Et que les fâchés ne s'avisent pas de protester : sur le terrain, les CRS et la BAC se chargent de nous rappeler de quel côté est la force, sinon le droit. Car le sentiment de leur impunité a si bien gagné les forces de l'ordre qu'elles se croient désormais tout permis. Et qui pourrait les en faire douter ? Depuis dix ans, selon l'enquête de Streetpress, 47 hommes désarmés sont morts à la suite d'une intervention policière musclée - aucun fonctionnaire n'a fini en prison. La "justice" semble fermer les yeux sur leurs forfaits ; le gouvernement fait adopter loi après lois des dispositions toujours plus flatteuses pour leur prérogatives, et les convainc si bien de leur toute puissance qu'ils s'habituent même à outrepasser leurs droits. Aux abords des cortèges, ils arborent des uniformes sans le matricule réglementaire - empêchant toute poursuite à leur encontre - saisissent le matériel photo et vidéo, détruisant en toute illégalité les preuves qu'on pourrait leur opposer, quand ils ne molestent pas les journalistes, s'assurant ainsi que vous n'en serez pas informés.
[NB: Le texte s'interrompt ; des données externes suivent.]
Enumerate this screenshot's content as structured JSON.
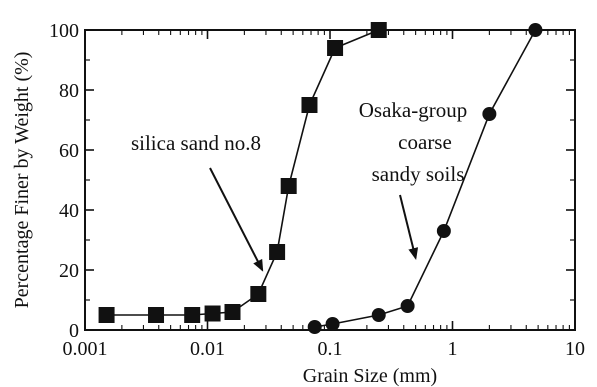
{
  "chart_data": {
    "type": "scatter",
    "title": "",
    "xlabel": "Grain Size (mm)",
    "ylabel": "Percentage Finer by Weight (%)",
    "xscale": "log",
    "xlim": [
      0.001,
      10
    ],
    "ylim": [
      0,
      100
    ],
    "x_ticks": [
      0.001,
      0.01,
      0.1,
      1,
      10
    ],
    "x_tick_labels": [
      "0.001",
      "0.01",
      "0.1",
      "1",
      "10"
    ],
    "y_ticks": [
      0,
      20,
      40,
      60,
      80,
      100
    ],
    "y_tick_labels": [
      "0",
      "20",
      "40",
      "60",
      "80",
      "100"
    ],
    "grid": false,
    "series": [
      {
        "name": "silica sand no.8",
        "marker": "square",
        "line": true,
        "x": [
          0.0015,
          0.0038,
          0.0075,
          0.011,
          0.016,
          0.026,
          0.037,
          0.046,
          0.068,
          0.11,
          0.25
        ],
        "y": [
          5,
          5,
          5,
          5.5,
          6,
          12,
          26,
          48,
          75,
          94,
          100
        ]
      },
      {
        "name": "Osaka-group coarse sandy soils",
        "marker": "circle",
        "line": true,
        "x": [
          0.075,
          0.105,
          0.25,
          0.43,
          0.85,
          2.0,
          4.75
        ],
        "y": [
          1,
          2,
          5,
          8,
          33,
          72,
          100
        ]
      }
    ],
    "annotations": [
      {
        "lines": [
          "silica sand no.8"
        ],
        "arrow_to": [
          0.028,
          20
        ],
        "series": 0
      },
      {
        "lines": [
          "Osaka-group",
          "coarse",
          "sandy soils"
        ],
        "arrow_to": [
          0.5,
          24
        ],
        "series": 1
      }
    ],
    "colors": {
      "line": "#111111",
      "marker": "#111111",
      "axes": "#111111"
    }
  }
}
Comment appeler démocratie ce qui se passe désormais sur le terrain des luttes ? La violence policière, dont les quartiers populaires font la douloureuse expérience depuis des décennies, a gagné le coeur des villes et transformé les opposants politiques en délinquants à persécuter, voire en criminels à abattre (qu'on songe à Rémi Fraisse).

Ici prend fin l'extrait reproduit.